Sunday 24 December 2023

UN votes for aid influx as Gaza famine looms.

Extract from The New Daily

Palestinians make do with the little food they can find in ravaged Gaza.

Palestinians make do with the little food they can find in ravaged Gaza. Photo: AAP

The UN Security Council has demanded both sides of the Israel-Hamas conflict allow crucial aid into Gaza at scale amid fears of looming mass starvation and famine.

The aid resolution was passed on Saturday morning (AEDT), with 13 Security Council members, including the UK and China, voting in favour.

After the vote, UN chief Antonio Guterres warned that “four out of five of the hungriest people anywhere in the world are in Gaza”.

“According to the World Food Programme, widespread famine looms,” he said.

“More than half a million people – a quarter of the population – are facing what experts classify as catastrophic levels of hunger.

“And clean water is at a trickle.”

A boy displaced in Gaza receives food delivered by volunteers. Photo: Getty

After days of delays, the United States and Russia both abstained rather than block the flow of supplies to Palestinians.

The watered-down resolution did not call for an immediate ceasefire, but instead urged to “create conditions” for one, the BBC reports.

US Ambassador to the UN Linda Thomas Greenfield said the US abstained because of a failure to condemn Hamas’ attack.

“Ultimately, while we are encouraged that the Council spoke out on this humanitarian crisis, we’re deeply disappointed — appalled, actually — that once again, the Council was not able to condemn Hamas’ horrific terrorist attack on October 7.”

Russia objected to the resolution being watered down from its initial ceasefire demand.

Starvation and famine fears

The vote comes amid warnings that Gaza’s population faces starvation and the risk of famine.

A report this week outlined “catastrophic levels of acute food insecurity across the Gaza Strip”.

“There is a risk of famine and it is increasing each day that the current situation of intense hostilities and restricted humanitarian access persists or worsens,” said the UN-backed IPC food agency’s report.

The entire population in the Gaza Strip (about 2.2 million people) is currently classified in food “crisis or worse”.

“This is the highest share of people facing high levels of acute food insecurity that the IPC initiative has ever classified for any given area or country.”

Earlier UN chief António Guterres pointed out the “real problem” preventing aid delivery in Gaza, which was Israel’s offensive.

Guterres said Israel’s attacks were creating “massive obstacles to the distribution of humanitarian aid inside Gaza”.

“A humanitarian ceasefire is the only way to begin to meet the desperate needs of people in Gaza and end their ongoing nightmare,” he added.

Tweet from @UNHumanRights

Ahead of the vote, Israel signalled it was widening the ground offensive with a new push into central Gaza.

Israel’s military on Friday ordered residents of Al-Bureij, in central Gaza, to move south immediately, indicating a new focus of the ground assault that has already devastated the north of the Strip and made a series of incursions in the south.

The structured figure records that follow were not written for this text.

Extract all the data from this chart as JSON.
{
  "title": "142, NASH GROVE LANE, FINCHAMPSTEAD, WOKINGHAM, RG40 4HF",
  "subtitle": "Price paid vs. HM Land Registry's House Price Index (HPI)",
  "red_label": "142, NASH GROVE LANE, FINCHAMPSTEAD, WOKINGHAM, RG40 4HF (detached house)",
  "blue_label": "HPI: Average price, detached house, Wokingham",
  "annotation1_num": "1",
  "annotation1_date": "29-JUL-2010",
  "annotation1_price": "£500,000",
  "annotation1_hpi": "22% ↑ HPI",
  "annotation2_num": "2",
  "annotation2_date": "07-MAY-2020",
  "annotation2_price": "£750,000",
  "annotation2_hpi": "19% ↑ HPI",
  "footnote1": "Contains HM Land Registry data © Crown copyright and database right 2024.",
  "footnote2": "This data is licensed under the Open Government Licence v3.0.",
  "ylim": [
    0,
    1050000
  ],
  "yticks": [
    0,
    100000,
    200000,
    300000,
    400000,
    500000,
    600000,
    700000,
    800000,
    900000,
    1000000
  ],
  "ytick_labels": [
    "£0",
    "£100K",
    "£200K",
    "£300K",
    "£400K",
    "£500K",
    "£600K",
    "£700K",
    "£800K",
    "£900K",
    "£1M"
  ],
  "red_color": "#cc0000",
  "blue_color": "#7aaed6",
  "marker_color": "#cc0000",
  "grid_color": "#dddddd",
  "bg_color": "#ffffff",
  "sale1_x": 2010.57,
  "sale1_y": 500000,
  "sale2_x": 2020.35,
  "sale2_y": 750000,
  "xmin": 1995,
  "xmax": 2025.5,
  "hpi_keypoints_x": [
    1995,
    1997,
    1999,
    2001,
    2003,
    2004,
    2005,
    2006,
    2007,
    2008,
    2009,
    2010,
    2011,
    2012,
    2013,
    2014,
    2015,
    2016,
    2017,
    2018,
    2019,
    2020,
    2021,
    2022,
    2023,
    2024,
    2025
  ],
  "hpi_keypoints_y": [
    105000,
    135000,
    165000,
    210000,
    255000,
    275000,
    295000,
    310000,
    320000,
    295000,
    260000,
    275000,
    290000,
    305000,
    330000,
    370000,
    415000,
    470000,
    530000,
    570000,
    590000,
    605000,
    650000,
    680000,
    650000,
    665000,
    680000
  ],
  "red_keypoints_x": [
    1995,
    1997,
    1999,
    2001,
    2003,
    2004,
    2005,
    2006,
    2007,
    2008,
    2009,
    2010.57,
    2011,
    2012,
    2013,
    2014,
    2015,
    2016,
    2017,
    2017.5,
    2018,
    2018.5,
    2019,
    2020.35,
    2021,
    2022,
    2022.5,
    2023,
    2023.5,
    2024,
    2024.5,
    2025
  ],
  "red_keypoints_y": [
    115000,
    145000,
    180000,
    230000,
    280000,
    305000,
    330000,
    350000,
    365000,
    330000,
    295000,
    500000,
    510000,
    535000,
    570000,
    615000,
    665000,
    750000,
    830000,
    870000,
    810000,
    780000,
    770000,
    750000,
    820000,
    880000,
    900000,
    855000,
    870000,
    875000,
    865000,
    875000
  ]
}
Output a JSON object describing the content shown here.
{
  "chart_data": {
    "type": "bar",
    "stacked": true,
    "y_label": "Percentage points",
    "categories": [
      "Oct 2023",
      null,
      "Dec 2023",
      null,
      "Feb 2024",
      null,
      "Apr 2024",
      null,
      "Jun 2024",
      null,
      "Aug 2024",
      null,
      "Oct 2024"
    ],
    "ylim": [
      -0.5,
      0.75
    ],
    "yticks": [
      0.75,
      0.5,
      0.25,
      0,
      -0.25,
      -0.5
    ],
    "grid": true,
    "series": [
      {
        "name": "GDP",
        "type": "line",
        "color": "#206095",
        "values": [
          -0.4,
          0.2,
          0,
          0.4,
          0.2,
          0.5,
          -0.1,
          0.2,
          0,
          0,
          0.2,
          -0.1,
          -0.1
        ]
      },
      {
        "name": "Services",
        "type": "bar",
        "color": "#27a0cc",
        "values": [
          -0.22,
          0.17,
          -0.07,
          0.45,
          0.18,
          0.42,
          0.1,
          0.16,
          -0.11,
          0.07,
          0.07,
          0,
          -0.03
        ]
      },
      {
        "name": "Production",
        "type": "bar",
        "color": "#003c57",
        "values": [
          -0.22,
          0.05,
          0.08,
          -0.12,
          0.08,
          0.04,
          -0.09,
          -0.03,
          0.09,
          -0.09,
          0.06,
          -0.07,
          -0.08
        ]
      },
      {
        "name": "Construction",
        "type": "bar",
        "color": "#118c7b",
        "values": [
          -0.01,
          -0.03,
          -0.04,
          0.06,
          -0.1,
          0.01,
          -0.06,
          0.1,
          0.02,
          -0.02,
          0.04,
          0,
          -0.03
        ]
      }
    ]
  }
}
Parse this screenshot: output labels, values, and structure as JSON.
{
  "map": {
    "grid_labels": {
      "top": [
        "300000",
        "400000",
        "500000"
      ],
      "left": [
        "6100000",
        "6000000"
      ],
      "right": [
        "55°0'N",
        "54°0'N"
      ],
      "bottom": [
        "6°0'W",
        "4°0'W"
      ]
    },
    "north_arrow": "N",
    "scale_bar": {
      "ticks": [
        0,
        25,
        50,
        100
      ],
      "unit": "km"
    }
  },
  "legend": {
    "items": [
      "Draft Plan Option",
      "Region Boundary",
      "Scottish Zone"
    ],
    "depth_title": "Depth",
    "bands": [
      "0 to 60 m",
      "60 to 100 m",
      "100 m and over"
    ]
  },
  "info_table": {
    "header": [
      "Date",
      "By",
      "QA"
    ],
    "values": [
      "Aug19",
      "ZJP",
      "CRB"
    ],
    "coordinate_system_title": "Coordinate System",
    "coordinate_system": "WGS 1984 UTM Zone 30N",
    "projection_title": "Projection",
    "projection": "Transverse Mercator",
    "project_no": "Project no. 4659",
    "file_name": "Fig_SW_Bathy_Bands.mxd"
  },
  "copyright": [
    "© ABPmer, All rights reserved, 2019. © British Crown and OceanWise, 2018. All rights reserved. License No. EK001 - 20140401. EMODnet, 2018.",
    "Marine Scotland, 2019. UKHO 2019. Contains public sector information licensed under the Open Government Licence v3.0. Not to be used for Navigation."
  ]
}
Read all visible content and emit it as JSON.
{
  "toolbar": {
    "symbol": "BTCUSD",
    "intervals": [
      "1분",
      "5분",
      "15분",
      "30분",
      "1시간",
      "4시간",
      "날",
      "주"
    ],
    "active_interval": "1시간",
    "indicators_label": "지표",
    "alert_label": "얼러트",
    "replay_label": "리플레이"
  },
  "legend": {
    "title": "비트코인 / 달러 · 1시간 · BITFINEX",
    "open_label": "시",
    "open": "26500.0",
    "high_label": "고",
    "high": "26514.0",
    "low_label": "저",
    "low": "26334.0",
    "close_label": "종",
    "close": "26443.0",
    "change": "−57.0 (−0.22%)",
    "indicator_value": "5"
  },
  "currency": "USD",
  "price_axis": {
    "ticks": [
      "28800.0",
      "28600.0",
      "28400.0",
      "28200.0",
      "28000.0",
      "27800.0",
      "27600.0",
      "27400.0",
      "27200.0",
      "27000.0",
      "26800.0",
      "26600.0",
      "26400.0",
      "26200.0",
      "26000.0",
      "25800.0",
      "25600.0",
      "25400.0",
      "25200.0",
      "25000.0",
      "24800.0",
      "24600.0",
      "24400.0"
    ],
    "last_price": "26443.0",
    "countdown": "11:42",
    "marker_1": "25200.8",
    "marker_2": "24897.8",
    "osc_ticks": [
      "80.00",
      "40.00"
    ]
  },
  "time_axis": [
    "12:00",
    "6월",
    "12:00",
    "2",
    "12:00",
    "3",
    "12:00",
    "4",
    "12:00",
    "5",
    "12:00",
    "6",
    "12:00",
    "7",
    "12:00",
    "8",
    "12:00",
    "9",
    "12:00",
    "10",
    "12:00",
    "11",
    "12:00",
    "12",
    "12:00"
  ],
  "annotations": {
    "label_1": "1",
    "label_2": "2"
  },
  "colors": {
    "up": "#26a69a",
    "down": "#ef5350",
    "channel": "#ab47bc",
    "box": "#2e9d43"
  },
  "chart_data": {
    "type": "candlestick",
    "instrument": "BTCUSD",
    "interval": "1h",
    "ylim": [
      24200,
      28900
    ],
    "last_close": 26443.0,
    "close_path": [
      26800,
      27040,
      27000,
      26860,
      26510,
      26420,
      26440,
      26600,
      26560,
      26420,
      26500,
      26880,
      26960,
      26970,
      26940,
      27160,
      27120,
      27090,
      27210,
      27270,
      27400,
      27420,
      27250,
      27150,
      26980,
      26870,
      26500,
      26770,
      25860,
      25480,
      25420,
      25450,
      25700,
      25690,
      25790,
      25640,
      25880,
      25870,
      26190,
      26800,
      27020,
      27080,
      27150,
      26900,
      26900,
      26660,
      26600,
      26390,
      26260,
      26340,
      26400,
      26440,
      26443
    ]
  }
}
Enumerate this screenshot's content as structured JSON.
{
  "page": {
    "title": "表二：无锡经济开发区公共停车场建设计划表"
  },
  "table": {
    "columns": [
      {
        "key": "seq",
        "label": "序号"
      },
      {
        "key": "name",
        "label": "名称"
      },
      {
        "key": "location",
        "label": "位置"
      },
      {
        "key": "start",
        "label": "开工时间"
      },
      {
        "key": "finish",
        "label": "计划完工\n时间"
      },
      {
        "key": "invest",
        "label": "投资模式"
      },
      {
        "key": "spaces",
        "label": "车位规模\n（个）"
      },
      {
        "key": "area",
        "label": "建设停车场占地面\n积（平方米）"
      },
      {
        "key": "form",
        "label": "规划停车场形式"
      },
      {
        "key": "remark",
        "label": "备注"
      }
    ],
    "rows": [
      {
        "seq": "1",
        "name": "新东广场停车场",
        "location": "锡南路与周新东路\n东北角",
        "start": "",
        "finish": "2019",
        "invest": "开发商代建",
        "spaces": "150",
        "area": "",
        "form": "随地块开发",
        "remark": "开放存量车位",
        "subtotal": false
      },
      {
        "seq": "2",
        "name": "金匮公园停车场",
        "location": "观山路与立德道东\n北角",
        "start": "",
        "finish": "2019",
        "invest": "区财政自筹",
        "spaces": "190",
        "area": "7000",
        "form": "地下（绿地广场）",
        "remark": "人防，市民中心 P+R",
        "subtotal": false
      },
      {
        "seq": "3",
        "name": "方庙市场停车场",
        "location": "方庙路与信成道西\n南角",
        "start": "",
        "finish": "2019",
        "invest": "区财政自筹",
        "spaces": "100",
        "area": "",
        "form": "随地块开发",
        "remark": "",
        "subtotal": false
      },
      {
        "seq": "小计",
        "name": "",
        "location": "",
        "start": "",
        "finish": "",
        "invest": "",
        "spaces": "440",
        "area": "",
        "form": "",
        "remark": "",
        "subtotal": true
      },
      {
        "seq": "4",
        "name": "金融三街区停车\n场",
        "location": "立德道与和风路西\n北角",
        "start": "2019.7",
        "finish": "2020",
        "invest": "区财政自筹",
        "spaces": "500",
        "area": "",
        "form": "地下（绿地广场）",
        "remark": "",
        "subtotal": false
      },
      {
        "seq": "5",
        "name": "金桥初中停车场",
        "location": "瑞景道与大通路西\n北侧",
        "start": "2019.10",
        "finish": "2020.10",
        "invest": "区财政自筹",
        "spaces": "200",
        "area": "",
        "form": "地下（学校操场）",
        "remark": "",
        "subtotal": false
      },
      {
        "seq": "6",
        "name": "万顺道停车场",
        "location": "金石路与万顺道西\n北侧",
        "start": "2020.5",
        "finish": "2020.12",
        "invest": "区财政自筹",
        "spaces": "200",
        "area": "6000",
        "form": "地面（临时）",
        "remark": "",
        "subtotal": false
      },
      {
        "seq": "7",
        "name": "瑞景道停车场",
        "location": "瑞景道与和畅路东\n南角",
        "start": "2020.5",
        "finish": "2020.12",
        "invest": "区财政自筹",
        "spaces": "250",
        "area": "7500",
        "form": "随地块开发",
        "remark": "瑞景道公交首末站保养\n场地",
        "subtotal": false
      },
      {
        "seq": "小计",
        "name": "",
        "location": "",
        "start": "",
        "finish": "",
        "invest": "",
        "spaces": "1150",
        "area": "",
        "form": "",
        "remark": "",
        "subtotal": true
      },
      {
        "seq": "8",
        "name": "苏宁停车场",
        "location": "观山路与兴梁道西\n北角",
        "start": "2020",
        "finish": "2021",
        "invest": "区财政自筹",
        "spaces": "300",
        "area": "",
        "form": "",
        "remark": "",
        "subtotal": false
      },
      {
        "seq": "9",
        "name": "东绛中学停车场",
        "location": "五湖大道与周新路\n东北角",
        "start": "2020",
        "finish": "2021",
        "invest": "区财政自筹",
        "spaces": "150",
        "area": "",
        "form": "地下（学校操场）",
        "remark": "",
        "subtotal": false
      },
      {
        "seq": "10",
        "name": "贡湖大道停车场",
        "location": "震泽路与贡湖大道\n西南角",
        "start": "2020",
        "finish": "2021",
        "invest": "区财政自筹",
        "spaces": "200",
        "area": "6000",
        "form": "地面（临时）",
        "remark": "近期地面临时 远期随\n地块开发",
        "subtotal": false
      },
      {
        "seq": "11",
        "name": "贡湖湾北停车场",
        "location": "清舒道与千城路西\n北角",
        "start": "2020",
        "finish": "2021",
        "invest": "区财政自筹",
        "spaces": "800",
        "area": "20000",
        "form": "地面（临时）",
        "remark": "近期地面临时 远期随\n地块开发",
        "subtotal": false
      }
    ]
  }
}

But the soaring death toll has drawn increasing international criticism, even from staunch ally the United States.

In its latest update on casualties, Gaza’s health ministry said 20,057 Palestinians had been killed and 53,320 wounded in Israeli strikes since October 7.

The Israeli military has expressed regret for civilian deaths but blamed Iran-backed Hamas for operating in densely populated areas and using civilians as human shields, an allegation the group denies.

Artillery blitz

Israel said 140 of its soldiers had been killed since it launched its ground incursion into Gaza on October 20.

In the latest accounts of fighting on Friday, residents reported Israeli tank shelling of eastern areas of Al-Bureij, the subject of the latest military evacuation order.

Israeli forces have previously engaged with Hamas gunmen on the edges of Al-Bureij but have yet to thrust deeper into the built-up area, which grew out of a camp for Palestinian refugees from the 1948 Israeli-Arab war.

Hamas-affiliated Shehab news agency reported heavy shelling and air strikes on Jabalia al-Balad and Jabalia refugee camp, in northern Gaza, and that Israeli vehicles were trying to advance from the western side of Jabalia amid the sound of gunfire.

Air strikes were also reported in Khan Yunis and Rafah in the south.

The Israeli military said in a statement its air force destroyed a long-range missile launch site in Juhor ad-Dik, central Gaza, from which, it said “recent launches into Israeli territory were carried out” — a possible reference to an attack on Tel Aviv on Thursday.

A November 24 to December 1 humanitarian pause helped to increase aid deliveries to Gaza.

The pause led to the release of more than 100 hostages held by Hamas since October 7 and in exchange, 240 Palestinians were freed from Israeli jails.

But in a statement on Thursday, Hamas and Islamic Jihad rejected any deals about exchanges of hostages and Palestinian prisoners “except after a full cessation of aggression” by Israel.

Israeli Foreign Minister Eli Cohen said negotiations on a hostage release were continuing but declined to provide details.